I was 16 in 1969 when Midnight Cowboy was released. It was given an ‘X’ rating, probably the equivalent of NC-17 today. The minimum age for X-rated movies at the time was 16. I saw the film at a drive-in with two buddies that summer.
ETA: Technically this doesn’t qualify for this thread.
My mother was a rather prudish individual, note. My folks failed to note in the newspaper WHY it was rated R. So off they dragged my sister (14) and myself (18) to a showing.
Turns out it had full frontal female nudity, albeit in a rather unalluring scene. My mother giggled nervously in mortification throughout the entire scene, and I myself was beyond embarrassment.

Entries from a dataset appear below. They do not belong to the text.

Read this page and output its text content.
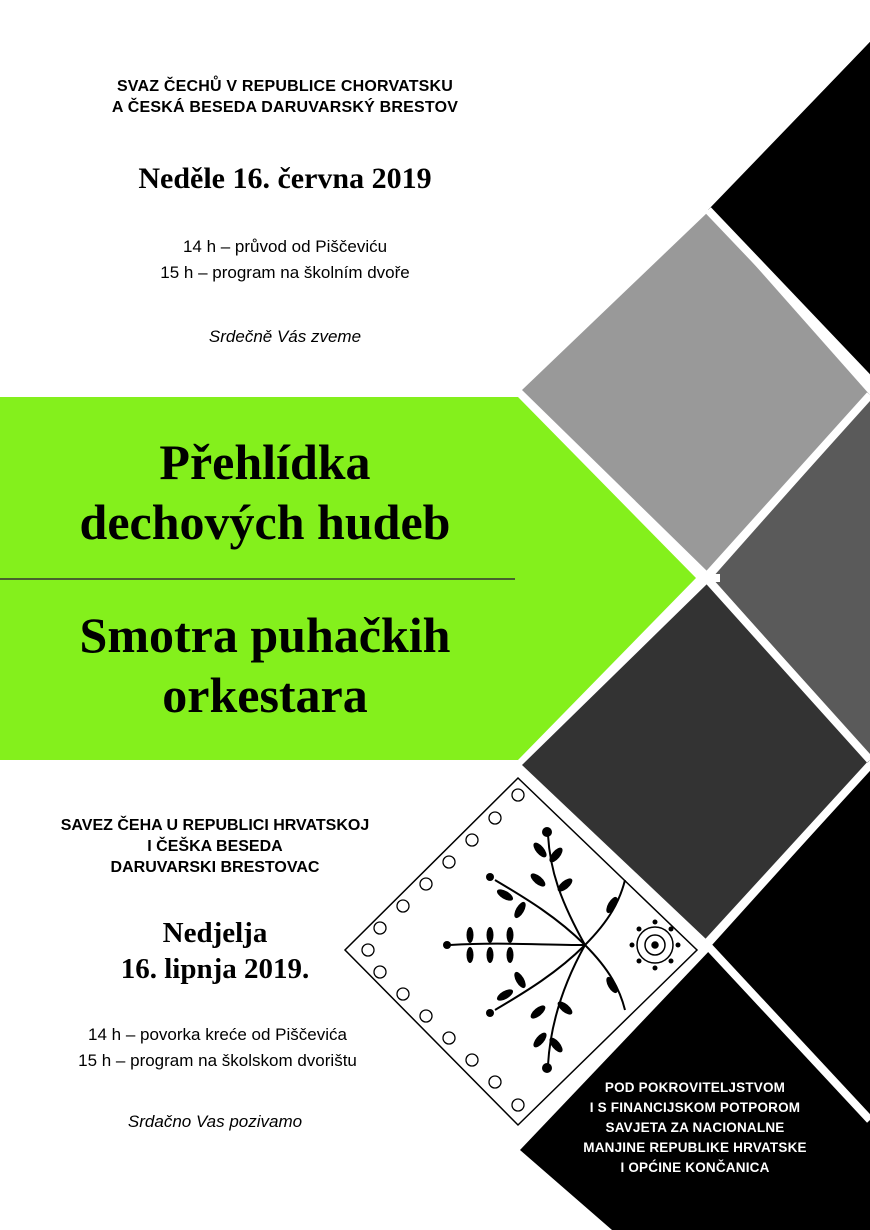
SVAZ ČECHŮ V REPUBLICE CHORVATSKU
A ČESKÁ BESEDA DARUVARSKÝ BRESTOV
Neděle 16. června 2019
14 h – průvod od Piščeviću
15 h – program na školním dvoře
Srdečně Vás zveme
Přehlídka
dechových hudeb
Smotra puhačkih
orkestara
SAVEZ ČEHA U REPUBLICI HRVATSKOJ
I ČEŠKA BESEDA
DARUVARSKI BRESTOVAC
Nedjelja
16. lipnja 2019.
14 h – povorka kreće od Piščevića
15 h – program na školskom dvorištu
Srdačno Vas pozivamo
POD POKROVITELJSTVOM
I S FINANCIJSKOM POTPOROM
SAVJETA ZA NACIONALNE
MANJINE REPUBLIKE HRVATSKE
I OPĆINE KONČANICA
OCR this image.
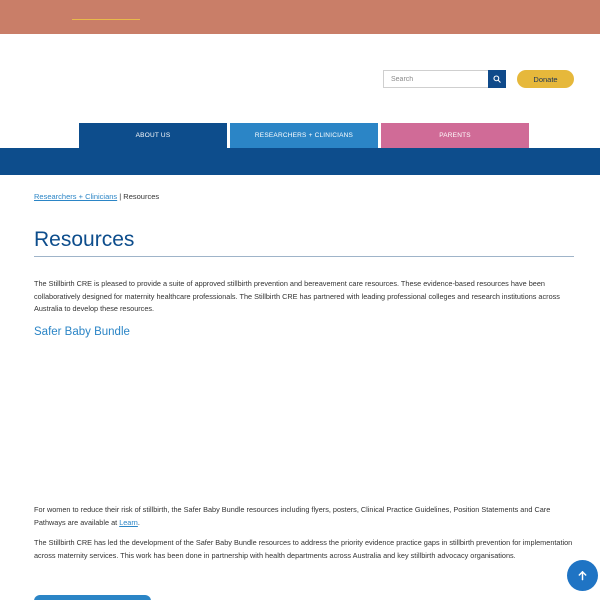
Search
Donate
ABOUT US	RESEARCHERS + CLINICIANS	PARENTS
Researchers + Clinicians | Resources
Resources

The Stillbirth CRE is pleased to provide a suite of approved stillbirth prevention and bereavement care resources. These evidence-based resources have been collaboratively designed for maternity healthcare professionals. The Stillbirth CRE has partnered with leading professional colleges and research institutions across Australia to develop these resources.

Safer Baby Bundle

For women to reduce their risk of stillbirth, the Safer Baby Bundle resources including flyers, posters, Clinical Practice Guidelines, Position Statements and Care Pathways are available at Learn.

The Stillbirth CRE has led the development of the Safer Baby Bundle resources to address the priority evidence practice gaps in stillbirth prevention for implementation across maternity services. This work has been done in partnership with health departments across Australia and key stillbirth advocacy organisations.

I forget what the first one was that I could go to alone (or with peers who were also of age).
I was actually going to answer with Airplane! (1980), but despite the language, large amount of sexual innuendo, drug use (Lloyd Bridges using amphetamines and sniffing glue), and a brief shot of a pair of naked female breasts bouncing directly in front of the camera, it somehow was only rated PG.
Rating-wise, yeah, as the MPA doesn’t issue “X” any longer, and NC-17 (which is an exceptionally rare rating for a film that makes it into theaters) serves the similar role of preventing any minors from attending.
But, that said, from what I’ve read, if Midnight Cowboy came out today, given how the ratings are applied today, it’d likely get no worse than an R.
Revenge of the Nerds when I was not quite 14, for a friends birthday. I know the mom was supposed to get us tickets for something else, but it wasn’t playing anymore. Based on releases at the time, possible The Last Starfighter. She thought a movie about nerds would be fine. The mom didn’t stay for the movie, so we just decided to not mention exactly how fun that movie was for a bunch of 13 year old boys.
The only time I ever got carded for a movie was a few years later when I took a date to see something R rated in 1987 or 88, and she was rejected because she was only 16. I remember we ended up seeing something terrible that was PG.
I was a very well behaved kid. I didn’t break any rules. I’m pretty sure my parents let me see some R rated movies at home but only after they watched them first. I went to see a movie with a friend and his parents in the theater. I got upset when I found out it was rated R and I didn’t get permission from my parents. My friend’s parents assured me it would be ok. I was 12 or 13. The movie was The Big Red One. I didn’t get in trouble.